To overcome the difficulties of using temperature‐sensitive ‘wet’ reagents in molecular assays employed in field settings, many studies have evaluated the use of thermostable lyophilized reagents that do not require the maintenance of a cold chain (Armson et al., 2017; Goller et al., 2018; Howson et al., 2018; Semper et al., 2016). Lyophilized and ‘wet’ reagents demonstrated comparable performance to one another when the seven available SVV‐1 samples were tested, and when diluted samples (>1/4) were added directly to the RT‐LAMP. Additionally, when a sample was added either neat or diluted 1/2 in nuclease‐free water, the amplification inhibition observed with ‘wet’ reagents was reduced when replaced with lyophilized reagents. This provides an indication that a lyophilized SVV‐1 RT‐LAMP could be utilized as an efficient and rapid diagnostic tool. However, it is recommended that these lyophilized assays are validated on a variety of sample types and viral loads in field settings.

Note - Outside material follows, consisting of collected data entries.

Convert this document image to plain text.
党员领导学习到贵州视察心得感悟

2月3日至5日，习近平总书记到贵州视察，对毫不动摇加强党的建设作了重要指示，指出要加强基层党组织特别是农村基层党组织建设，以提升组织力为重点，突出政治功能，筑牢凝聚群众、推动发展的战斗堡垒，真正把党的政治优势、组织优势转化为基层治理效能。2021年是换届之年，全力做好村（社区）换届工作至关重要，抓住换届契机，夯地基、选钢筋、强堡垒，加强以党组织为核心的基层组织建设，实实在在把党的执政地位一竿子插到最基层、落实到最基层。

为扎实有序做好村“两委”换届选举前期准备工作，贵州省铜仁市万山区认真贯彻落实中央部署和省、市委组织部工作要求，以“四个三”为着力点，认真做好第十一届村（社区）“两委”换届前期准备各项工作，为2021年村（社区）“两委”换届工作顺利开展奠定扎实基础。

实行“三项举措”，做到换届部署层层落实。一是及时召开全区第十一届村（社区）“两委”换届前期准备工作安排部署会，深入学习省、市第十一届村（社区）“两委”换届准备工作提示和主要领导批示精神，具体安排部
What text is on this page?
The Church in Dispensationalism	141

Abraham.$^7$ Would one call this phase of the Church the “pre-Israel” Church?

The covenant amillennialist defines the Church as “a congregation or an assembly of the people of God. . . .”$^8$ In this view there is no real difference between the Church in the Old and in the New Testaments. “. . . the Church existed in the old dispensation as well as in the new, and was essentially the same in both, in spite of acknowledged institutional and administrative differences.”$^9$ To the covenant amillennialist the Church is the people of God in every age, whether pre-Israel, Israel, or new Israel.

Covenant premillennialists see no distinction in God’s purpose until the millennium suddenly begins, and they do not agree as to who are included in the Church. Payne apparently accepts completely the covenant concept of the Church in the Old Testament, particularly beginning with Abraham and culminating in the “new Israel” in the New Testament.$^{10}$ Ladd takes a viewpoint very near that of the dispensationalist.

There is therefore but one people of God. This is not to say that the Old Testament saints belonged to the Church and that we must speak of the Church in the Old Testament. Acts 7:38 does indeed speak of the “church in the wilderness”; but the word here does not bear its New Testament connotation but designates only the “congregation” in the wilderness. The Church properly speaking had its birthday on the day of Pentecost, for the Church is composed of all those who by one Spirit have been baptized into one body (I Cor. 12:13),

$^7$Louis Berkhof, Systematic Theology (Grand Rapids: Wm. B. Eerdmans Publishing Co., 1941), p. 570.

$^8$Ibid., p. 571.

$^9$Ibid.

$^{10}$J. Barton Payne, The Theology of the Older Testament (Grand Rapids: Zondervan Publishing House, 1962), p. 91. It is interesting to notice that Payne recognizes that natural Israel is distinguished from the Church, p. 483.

In conclusion, this study describes the development of RT‐LAMP assays for the rapid detection of SVV‐1, suitable for employment in field settings. These assays could be performed alongside field tests for FMD (Ambagala et al., 2016; Howson et al., 2017, 2018; Madi et al., 2012; Paixão et al., 2008), providing a rapid alternative diagnosis when FMD is negated. RT‐LAMP can be performed on a portable real‐time fluorometer, with results achieved in under 12 min, removing the requirement for RNA extraction. Furthermore, the use of lyophilized reagents enables rapid and simple methodology. Deployment of these RT‐LAMP assays into in situ settings could assist in disease control by enabling simple, rapid and highly sensitive detection of SVV‐1.

CONFLICT OF INTEREST

Duncan Clark and Nick Morant have a commercial interest in OptiGene Ltd.